NE NEWS SERVICE
CHENNAI, APR 26
An all-party meeting convened by the Tamil Nadu government on Monday resolved to allow Vedanta’s Sterlite Industries in Thoothukudi to produce oxygen for a four-month period amid surging covid cases, paving the way for the partial reopening of the copper smelter closed in 2018 over pollution concerns.
எனது தலைமையில் இன்று (26.04.2021) தலைமைச் செயலகத்தில், மாண்புமிகு உச்ச நீதிமன்ற கருத்தின்படி, ஸ்டெர்லைட் ஆலையில் பிராணவாயு பிரிவை மட்டும் தற்காலிகமாக செயல்பட அனுமதி அளிப்பது தொடர்பாக அங்கீகரிக்கப்பட்ட கட்சிகளின் கூட்டம் நடைபெற்றது.(1/2) pic.twitter.com/KWkhY32B1R
— Edappadi K Palaniswami – Say No To Drugs & DMK (@EPSTamilNadu) April 26, 2021
The unit was sealed by the state government on May 2018, days after 13 agitators were killed in police firing during a violent anti-Sterlite protest in the southern district.
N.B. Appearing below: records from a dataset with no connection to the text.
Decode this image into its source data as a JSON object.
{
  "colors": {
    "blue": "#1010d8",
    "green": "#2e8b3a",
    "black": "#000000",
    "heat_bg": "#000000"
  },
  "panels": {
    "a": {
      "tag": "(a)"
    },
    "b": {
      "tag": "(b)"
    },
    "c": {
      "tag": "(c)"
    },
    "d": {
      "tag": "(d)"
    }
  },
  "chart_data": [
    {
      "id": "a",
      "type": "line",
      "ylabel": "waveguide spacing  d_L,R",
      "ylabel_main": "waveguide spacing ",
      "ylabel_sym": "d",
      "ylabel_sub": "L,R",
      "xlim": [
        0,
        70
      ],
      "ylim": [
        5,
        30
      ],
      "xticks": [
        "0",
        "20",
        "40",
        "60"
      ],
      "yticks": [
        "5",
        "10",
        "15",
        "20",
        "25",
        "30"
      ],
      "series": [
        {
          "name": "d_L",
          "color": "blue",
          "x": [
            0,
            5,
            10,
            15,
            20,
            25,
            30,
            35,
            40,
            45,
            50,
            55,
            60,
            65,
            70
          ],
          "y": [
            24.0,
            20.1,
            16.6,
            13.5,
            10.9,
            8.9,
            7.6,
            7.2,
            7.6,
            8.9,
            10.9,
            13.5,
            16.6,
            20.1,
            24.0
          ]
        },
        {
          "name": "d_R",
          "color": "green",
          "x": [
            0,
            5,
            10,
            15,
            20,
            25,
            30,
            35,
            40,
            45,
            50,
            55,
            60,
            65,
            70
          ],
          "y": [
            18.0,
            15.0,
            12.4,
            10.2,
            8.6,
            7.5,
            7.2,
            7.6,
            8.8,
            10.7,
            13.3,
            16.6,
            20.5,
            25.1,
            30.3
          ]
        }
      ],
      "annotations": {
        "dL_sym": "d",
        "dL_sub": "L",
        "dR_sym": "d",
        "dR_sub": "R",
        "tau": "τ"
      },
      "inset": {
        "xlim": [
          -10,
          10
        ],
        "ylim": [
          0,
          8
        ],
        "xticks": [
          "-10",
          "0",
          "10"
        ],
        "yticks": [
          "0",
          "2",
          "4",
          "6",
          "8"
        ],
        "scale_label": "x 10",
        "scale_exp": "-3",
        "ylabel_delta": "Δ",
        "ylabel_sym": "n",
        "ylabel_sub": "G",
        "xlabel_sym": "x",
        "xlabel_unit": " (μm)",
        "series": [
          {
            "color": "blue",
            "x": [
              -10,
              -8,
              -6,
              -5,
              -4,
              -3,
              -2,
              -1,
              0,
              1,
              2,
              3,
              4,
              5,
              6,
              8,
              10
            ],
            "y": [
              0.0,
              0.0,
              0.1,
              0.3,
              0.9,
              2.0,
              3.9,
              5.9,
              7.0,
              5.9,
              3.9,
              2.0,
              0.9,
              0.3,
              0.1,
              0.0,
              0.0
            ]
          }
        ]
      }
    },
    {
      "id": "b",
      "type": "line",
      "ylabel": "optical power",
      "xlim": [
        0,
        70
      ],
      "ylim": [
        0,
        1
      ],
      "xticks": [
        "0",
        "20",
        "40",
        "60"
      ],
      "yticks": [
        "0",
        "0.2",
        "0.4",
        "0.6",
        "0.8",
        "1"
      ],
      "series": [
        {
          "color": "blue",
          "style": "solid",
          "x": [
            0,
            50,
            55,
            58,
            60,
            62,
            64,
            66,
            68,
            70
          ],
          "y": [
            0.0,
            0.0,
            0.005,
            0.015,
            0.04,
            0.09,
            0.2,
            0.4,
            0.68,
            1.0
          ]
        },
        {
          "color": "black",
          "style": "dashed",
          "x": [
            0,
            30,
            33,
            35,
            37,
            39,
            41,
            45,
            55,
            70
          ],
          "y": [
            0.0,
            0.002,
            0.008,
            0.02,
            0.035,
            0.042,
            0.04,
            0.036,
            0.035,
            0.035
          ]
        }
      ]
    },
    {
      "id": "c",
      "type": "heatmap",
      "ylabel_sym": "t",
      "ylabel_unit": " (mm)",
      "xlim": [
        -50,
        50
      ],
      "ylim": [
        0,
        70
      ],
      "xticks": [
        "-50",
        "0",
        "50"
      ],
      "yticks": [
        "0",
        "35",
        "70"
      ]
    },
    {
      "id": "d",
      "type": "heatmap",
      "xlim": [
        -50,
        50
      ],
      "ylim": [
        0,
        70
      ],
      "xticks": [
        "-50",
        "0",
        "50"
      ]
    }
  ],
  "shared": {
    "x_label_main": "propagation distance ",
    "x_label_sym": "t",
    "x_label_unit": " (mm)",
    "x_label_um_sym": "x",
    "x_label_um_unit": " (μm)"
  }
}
On Monday, the Chief Minister K Palaniswami-chaired meeting, attended by main opposition party DMK among others, resolved to allow Sterlite produce oxygen from its plant in Tuticorin, days after Vedanta moved the Supreme Court in this connection.
‘As per the Supreme Court directive, power supply may be allowed for Vedanta’s Sterlite Industries in Thoothukudi for four months to repair and operate oxygen producing and related equipment only,’ the meeting resolved.
The period may be extended later but ‘at no cost’ shall other activities like copper manufacturing and running the co-generation plant shall be allowed and the ‘power supply shall be cut after this period (four months) by TANGEDCO,’ it added.
Tamil Nadu should get priority in the oxygen being produced here and it shall be taken to other states only after meeting its requirements.
On Friday, the apex court had said people were dying due to lack of oxygen and questioned the Tamil Nadu government as to why it cannot take over the Sterlite copper unit for producing oxygen to treat COVID-19 patients.
‘We are not interested that Vedanta or A, B or C runs it. We are interested that oxygen should be produced,’ a bench headed by then Chief Justice S A Bobde had said.